Donò quindi un'occhiata carica di scuse e sdegno ad Abby, poco lontana da lui e cominciò a odiare quella stanza. Era troppo piccola, talmente tanto che poteva avvertire il respiro di tutti i presenti, specialmente quello della ragazza sotto le sue attenzioni.
— Al mio ritorno, — soffiò triste brandendo con forza, un braccio di Gideon alla sua sinistra. — se solo lo vorrete, avrete una possibilità.
Ripeté. Ma una possibilità per cosa? Nemmeno lui capiva né le sue intenzioni né le sue parole: stava agendo di impulso. Gli occhi furono feriti dalle lacrime, corrosi dalle emozioni così pressanti da non poterle controbattere finché scomparve nella solita nube di cenere sottile.
Il fumo si espanse e si ritrasse esattamente come se ci fosse una specie di vortice al centro. Nulla sfuggì al suo risucchio: Hereweald e Gideon stavano viaggiando verso l'Inferno. Il soggiorno perse capienza mentre il sole penetrava, attraverso i residui sulle finestre. Il mondo esterno non aveva smesso di vivere, ma tra quelle mura opache si contavano solo pochi mesi. Lusinga troppo debole per respirare abbastanza.
Alexander a ruppe il silenzio e fece franare la rete massiccia di pensieri.

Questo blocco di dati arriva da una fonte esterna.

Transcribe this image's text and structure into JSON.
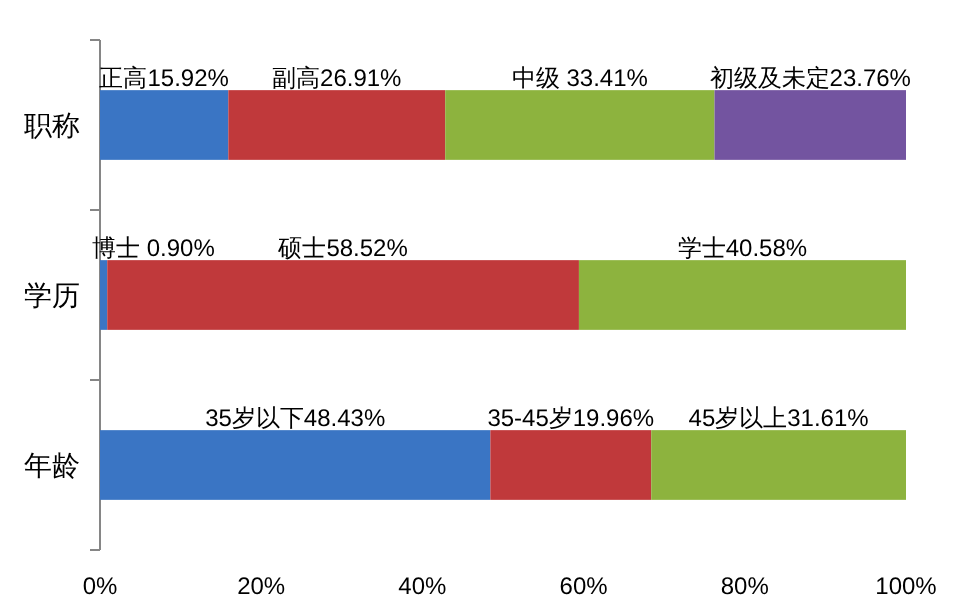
{
  "chart_data": {
    "type": "bar",
    "orientation": "horizontal",
    "stacked": true,
    "categories": [
      "职称",
      "学历",
      "年龄"
    ],
    "series": [
      {
        "color": "#3a75c4",
        "values": [
          15.92,
          0.9,
          48.43
        ],
        "value_labels": [
          "正高15.92%",
          "博士 0.90%",
          "35岁以下48.43%"
        ]
      },
      {
        "color": "#c0393b",
        "values": [
          26.91,
          58.52,
          19.96
        ],
        "value_labels": [
          "副高26.91%",
          "硕士58.52%",
          "35-45岁19.96%"
        ]
      },
      {
        "color": "#8db33e",
        "values": [
          33.41,
          40.58,
          31.61
        ],
        "value_labels": [
          "中级 33.41%",
          "学士40.58%",
          "45岁以上31.61%"
        ]
      },
      {
        "color": "#7354a0",
        "values": [
          23.76,
          null,
          null
        ],
        "value_labels": [
          "初级及未定23.76%",
          null,
          null
        ]
      }
    ],
    "xlim": [
      0,
      100
    ],
    "xticks": [
      {
        "value": 0,
        "label": "0%"
      },
      {
        "value": 20,
        "label": "20%"
      },
      {
        "value": 40,
        "label": "40%"
      },
      {
        "value": 60,
        "label": "60%"
      },
      {
        "value": 80,
        "label": "80%"
      },
      {
        "value": 100,
        "label": "100%"
      }
    ],
    "grid": false
  }
}
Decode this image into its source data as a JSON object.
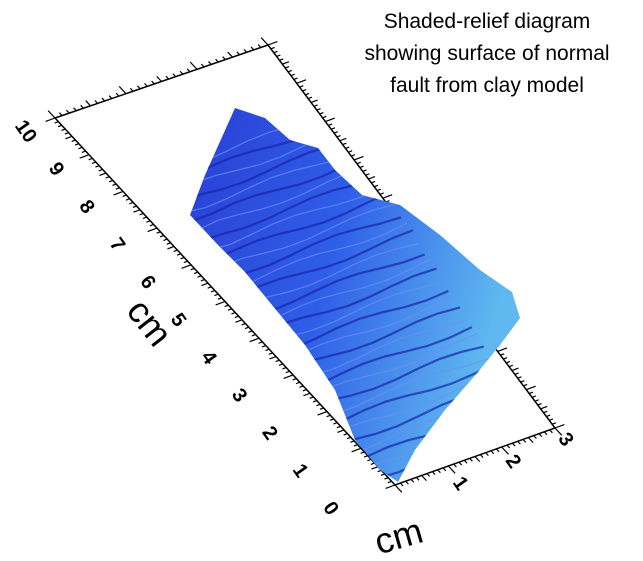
{
  "title": [
    "Shaded-relief diagram",
    "showing surface of normal",
    "fault from clay model"
  ],
  "axes": {
    "long": {
      "label": "cm",
      "ticks": [
        "0",
        "1",
        "2",
        "3",
        "4",
        "5",
        "6",
        "7",
        "8",
        "9",
        "10"
      ]
    },
    "short": {
      "label": "cm",
      "ticks": [
        "1",
        "2",
        "3"
      ]
    }
  }
}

— Cosa hai intenzione di fare?
Pronunciò conscio che avrebbe seguito Abegail anche tra le fauci del peggior demone. Non aveva nient'altro da perdere se non lei. Gli occhi sia di Nathalie che di Alex si piazzarono roventi e insistenti sull'esile figura di Abby. Entrambi sembrarono dipendere dalla sua decisione. Pensare che dopo due settimane la sua vita si sarebbe nuovamente incrinata, se non del tutto distrutta, non la rendeva capace di decidere razionalmente.
— Non lo so. — ammise infine sussurrando quella una confessione. — Però devo parlare con Iside, lei conosce la storia di Fidnemid e al momento dobbiamo conoscerla meglio anche noi.
I giorni successivi l'avrebbero sfinita. Scappare per aggrapparsi all'illusione di poter vivere un giorno in più, oppure restare e far la fine dei suoi genitori?
Nonostante le apparenze, non era una decisione così semplice.